Casper Ruud has shed light on what it was like for him playing the Swiss Maestro during an interview with TV 2. The 21-year-old took on Federer in the third round of the French Open last year which he ended up losing 6-3, 6-1, 7-6. At the time it was only Ruud’s fourth appearance in the main draw of a Grand Slam.

“When you meet the man who is considered the greatest legend in your sport in history, it is clear that then you were a little extra nervous,” he said of 20-time Grand Slam winner Federer.
“I remember before I was going to play against Federer, it was a bit difficult to sleep the night before. When you lie with your head on the pillow, your thoughts come.”

Ruud says Federer’s achievements in the sport made him feel more nervous about playing him. Overall, the 39-year-old has won 103 ATP titles and currently holds the record for most time spent holding the world No.1 ranking at 310 weeks. He played his first ATP event at the 1998 Gstaad Open, which was a year before Ruud was born.

Although the Next Gen star says he has admiration for all members of the Big Three, which also include Novak Djokovic and Rafael Nadal. The two highest ranked players currently on the men’s tour.

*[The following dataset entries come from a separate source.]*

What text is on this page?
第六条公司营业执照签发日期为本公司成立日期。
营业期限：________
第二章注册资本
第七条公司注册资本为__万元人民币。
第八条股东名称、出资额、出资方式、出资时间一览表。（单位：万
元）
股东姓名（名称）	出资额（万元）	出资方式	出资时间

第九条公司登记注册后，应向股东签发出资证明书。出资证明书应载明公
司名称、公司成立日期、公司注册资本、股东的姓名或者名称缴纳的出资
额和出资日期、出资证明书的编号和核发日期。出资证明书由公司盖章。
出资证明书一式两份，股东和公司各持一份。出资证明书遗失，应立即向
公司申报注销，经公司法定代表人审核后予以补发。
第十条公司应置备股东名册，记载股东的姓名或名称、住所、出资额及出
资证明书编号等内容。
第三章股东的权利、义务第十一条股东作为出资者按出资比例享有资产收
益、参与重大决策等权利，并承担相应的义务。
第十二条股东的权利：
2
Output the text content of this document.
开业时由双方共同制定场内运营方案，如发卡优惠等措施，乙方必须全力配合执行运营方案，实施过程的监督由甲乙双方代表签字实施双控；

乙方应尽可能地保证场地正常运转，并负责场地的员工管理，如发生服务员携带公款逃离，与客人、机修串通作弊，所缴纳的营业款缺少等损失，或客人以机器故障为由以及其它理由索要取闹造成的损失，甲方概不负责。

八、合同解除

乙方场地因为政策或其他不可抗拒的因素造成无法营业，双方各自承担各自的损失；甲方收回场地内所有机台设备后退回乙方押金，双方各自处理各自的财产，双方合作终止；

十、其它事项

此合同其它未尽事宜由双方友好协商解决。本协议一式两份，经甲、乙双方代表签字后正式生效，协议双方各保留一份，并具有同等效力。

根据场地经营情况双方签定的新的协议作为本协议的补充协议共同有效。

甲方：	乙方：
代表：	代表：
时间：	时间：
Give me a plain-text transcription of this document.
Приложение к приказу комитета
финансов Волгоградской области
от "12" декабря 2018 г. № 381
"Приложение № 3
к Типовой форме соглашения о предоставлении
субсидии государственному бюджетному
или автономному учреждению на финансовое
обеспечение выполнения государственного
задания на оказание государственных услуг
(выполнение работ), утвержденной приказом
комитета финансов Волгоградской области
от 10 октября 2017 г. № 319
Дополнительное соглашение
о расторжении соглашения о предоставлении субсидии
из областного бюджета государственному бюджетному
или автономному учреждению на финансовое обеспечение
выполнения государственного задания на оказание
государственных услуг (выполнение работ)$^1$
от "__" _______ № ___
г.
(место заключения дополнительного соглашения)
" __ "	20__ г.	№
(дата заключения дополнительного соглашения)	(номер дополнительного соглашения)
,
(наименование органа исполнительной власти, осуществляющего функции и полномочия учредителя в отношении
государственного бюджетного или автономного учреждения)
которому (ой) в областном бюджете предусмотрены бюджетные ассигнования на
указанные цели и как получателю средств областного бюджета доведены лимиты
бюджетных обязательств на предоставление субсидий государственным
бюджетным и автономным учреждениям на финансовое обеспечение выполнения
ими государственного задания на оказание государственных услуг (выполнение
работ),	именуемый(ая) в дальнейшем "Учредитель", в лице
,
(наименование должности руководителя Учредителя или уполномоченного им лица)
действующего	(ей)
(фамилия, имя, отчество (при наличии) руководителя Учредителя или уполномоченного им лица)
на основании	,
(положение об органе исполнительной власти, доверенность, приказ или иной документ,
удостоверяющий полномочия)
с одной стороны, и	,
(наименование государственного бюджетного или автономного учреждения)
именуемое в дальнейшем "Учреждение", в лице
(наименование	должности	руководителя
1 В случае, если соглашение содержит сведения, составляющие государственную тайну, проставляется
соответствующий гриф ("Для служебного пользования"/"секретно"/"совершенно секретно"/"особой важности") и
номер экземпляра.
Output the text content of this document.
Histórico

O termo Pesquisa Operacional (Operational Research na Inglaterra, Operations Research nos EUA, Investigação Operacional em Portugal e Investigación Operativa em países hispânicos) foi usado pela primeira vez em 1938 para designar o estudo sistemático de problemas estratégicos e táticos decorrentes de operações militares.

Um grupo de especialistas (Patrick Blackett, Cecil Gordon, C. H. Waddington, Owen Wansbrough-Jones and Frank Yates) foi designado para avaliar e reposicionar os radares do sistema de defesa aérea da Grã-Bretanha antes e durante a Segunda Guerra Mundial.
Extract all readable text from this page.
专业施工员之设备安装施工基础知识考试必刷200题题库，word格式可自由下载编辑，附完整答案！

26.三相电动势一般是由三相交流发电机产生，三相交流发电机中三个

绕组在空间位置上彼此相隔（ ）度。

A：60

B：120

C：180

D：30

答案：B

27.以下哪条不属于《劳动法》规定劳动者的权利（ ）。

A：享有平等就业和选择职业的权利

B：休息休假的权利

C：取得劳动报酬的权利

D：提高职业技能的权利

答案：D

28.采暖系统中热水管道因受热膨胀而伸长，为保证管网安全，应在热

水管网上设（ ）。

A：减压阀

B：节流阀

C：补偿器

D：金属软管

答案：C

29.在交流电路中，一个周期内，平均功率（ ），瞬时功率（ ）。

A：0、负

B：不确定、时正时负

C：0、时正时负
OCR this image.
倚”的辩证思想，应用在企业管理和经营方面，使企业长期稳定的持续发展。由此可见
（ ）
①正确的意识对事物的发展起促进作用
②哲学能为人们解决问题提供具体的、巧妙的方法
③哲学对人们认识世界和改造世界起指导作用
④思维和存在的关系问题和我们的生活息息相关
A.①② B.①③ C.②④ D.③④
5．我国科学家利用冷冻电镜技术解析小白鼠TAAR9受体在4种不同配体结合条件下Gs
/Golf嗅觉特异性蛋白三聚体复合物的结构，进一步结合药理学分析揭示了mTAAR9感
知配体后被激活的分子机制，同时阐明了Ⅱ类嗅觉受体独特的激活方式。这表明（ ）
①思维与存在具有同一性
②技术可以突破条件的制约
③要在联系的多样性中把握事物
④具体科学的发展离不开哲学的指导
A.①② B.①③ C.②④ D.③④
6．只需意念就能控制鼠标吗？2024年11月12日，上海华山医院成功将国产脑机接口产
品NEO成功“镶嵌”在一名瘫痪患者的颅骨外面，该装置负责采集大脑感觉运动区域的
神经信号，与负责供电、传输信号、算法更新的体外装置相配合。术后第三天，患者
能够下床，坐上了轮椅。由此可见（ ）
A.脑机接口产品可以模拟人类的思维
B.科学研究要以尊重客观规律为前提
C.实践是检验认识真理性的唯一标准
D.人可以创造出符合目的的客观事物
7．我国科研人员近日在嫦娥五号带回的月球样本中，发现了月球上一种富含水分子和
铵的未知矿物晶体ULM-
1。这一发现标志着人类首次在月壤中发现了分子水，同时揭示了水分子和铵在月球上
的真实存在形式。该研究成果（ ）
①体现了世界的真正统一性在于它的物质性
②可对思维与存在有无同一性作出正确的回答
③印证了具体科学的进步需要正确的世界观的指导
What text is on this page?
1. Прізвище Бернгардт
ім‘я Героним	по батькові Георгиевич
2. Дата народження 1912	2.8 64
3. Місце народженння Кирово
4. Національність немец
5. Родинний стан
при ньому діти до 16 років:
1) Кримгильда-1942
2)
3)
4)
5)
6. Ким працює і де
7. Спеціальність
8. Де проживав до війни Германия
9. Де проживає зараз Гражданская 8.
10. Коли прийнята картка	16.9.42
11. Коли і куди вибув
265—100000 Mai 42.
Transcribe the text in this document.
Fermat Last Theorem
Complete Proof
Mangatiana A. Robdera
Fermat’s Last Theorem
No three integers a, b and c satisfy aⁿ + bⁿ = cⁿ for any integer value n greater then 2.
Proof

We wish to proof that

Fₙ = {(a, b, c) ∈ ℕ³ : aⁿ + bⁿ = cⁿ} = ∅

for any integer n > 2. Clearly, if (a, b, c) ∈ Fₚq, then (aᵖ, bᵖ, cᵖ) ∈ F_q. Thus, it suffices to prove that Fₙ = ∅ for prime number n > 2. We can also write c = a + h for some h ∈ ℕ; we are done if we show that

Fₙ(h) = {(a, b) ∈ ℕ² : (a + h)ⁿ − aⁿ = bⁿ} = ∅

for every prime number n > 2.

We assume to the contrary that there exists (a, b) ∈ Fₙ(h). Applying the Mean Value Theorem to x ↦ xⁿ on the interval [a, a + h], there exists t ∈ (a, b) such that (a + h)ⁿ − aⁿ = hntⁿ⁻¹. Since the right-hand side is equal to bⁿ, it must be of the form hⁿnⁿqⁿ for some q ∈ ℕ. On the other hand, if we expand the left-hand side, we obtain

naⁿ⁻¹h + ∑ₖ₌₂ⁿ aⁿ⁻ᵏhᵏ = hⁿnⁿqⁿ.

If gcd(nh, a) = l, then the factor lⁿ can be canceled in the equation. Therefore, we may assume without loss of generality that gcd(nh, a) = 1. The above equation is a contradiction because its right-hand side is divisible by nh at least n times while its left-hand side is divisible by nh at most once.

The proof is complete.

“It was in Melbourne a few years ago, and then I remember that we sat in a large cafe where all the players sit to eat. When Federer came in, it was completely quiet and everyone turned around. Now the legend is here,” he said.
“These three legends, they look taller than they might be. They are probably around 1.85 meters, but it may seem that they are two meters because of the respect you have for them.”

Since his meeting with Federer in Paris, Ruud has managed to make a name for himself as he gradually climbs up the world rankings. In February he won the Argentina Open to become the first Norwegian player in history to have won a title on the ATP Tour. He also reached the final of another tournament in Santiago. In September he defeated Matteo Berrettini in the Italian Open to record his first and so far only win over a top 10 player in his career.

“I do not remember everyone in my career. But there are some matches that stand out a bit, and that you remember extra well. Some ball exchanges, some punches here and there that you get, which you usually do not do. It is something that stands out a bit,” Ruud explains.

Unusually Ruud confirmed that both of his parents are now classed as his employees. He is coached by his father Christian who is a former player himself. Christian is a former world No.39 who was his country’s highest ranked male player in history until his son.

“The ultimate boss is probably (my) mother. She rules over both of us. In between at least,” he jokes.

After ending his season with three consecutive Tour losses, Ruud closes out 2020 with a win-loss record of 22-13 and has won $965,653 in prize money. He is currently ranked 27th in the world.